La trajectoire rappelle un peu « Fallout ». La licence a commencé par des jeux vidéo de rôle pour fans du genre, pour s’ouvrir à un plus grand public, et même sortir une série en 2024. « "Warhammer", c’est "Fallout" puissance 40.000, plaisante Thibaut Claudel. Il y a un gros potentiel d’univers étendu, et le public a un appétit pour les univers encyclopédiques de ce type. »

« C’est un vrai champ de mines »

Toutefois, l’esthétique de « Warhammer », à mi-chemin entre dark fantasy et science-fiction pulp, avec une touche d’impérialisme et une satire de la xénophobie conservatrice, n’est pas pour tout le monde. « C’est un peu un délire à la Starship Troopers », défend Julien Kirszenbaum. « Les vendeurs de figurines de Games Workshop rendent leurs fascistes de l’espace extrêmement cools pour qu’on en achète », résume cyniquement Gabriel.

Le public pourra-t-il saisir la parodie et adhérer à une histoire sombre où, de l’aveu des créateurs, « il n’y a pas de gentils » ? « Ça demande un bagout et une finesse qu’il n’y a pas dans toutes les adaptations, juge Thibaut Claudel. D’un point de vue extérieur, Warhammer paraît ultra-macho, raciste, impérialiste. C’est un vrai champ de mine, surtout en 2024. Je ne vois pas des millions de gens s’initier à cet univers cynique. » « Cet univers doit-il se travestir ou rester ce qu’il est ? Il montre les travers de l’humanité, reconnaît Julien Kirszenbaum. Mais il met aussi en avant des notions de bravoure, de chevalerie. »

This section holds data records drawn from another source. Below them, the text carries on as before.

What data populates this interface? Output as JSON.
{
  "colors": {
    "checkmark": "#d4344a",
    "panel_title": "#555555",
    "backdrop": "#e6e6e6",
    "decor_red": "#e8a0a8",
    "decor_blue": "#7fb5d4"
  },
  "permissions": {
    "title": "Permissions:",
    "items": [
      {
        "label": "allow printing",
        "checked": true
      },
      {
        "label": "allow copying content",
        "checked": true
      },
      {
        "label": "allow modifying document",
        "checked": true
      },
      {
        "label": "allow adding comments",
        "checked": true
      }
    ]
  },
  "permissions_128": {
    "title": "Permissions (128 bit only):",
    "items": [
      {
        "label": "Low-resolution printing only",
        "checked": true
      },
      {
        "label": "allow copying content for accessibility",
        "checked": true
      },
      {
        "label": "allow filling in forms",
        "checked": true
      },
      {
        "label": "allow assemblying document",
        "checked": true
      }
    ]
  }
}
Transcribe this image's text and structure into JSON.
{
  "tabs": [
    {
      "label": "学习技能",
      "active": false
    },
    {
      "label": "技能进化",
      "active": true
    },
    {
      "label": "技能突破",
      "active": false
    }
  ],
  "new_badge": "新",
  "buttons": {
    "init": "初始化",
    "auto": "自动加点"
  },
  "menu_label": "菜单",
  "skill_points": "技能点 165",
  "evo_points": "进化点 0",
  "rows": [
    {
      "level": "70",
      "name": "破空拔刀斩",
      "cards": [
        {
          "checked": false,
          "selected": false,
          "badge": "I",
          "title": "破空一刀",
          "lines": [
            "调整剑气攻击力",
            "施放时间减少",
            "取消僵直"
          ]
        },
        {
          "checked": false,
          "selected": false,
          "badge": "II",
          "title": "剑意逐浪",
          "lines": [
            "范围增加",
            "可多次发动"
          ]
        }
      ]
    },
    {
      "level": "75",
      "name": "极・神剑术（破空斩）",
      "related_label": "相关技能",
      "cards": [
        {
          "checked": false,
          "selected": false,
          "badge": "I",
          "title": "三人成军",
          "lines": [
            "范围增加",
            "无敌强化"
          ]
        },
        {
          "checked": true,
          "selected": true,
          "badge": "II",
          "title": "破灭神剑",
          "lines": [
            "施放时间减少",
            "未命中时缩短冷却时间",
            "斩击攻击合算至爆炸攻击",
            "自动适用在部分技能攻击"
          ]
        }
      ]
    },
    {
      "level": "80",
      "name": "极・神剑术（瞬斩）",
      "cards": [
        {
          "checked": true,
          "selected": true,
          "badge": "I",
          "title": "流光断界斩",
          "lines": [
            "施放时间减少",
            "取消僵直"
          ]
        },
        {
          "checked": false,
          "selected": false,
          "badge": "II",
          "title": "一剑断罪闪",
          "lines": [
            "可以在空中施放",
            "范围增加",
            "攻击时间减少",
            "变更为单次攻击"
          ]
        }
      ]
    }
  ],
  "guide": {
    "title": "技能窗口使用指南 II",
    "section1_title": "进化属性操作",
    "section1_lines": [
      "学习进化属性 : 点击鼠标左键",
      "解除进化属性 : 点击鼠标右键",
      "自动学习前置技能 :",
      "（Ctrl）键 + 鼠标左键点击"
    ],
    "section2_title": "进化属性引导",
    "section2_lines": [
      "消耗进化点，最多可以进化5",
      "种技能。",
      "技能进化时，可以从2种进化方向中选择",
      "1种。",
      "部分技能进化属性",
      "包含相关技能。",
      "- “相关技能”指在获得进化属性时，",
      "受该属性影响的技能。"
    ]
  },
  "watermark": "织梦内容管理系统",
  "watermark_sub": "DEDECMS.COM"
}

Dernier défi : cet univers multimédia naissant pourra-t-il aussi convertir des gens au wargame ? « Je ne mise pas sur une grosse conversion, ce sont des hobbys assez différents », juge Jean-François. « "Warhammer 40.000" n’est pas une bonne porte d’entrée, car il encourage à jouer énormément de figurines », complète Gabriel. Comptez au moins 500 euros pour une armée bien complète, qui pourra certes tenir deux ou trois ans de jeux. Games Workshop multiplie malgré tous les spin-off et les formats plus accessibles. Et surtout, ce n’est plus uniquement un passe-temps de geek. « Le côté tangible et créatif du loisir est plutôt bien vu », estime Thibaut Claudel. C’est le meilleur moment de commencer, pour pouvoir dire que vous connaissiez avant que ce soit cool.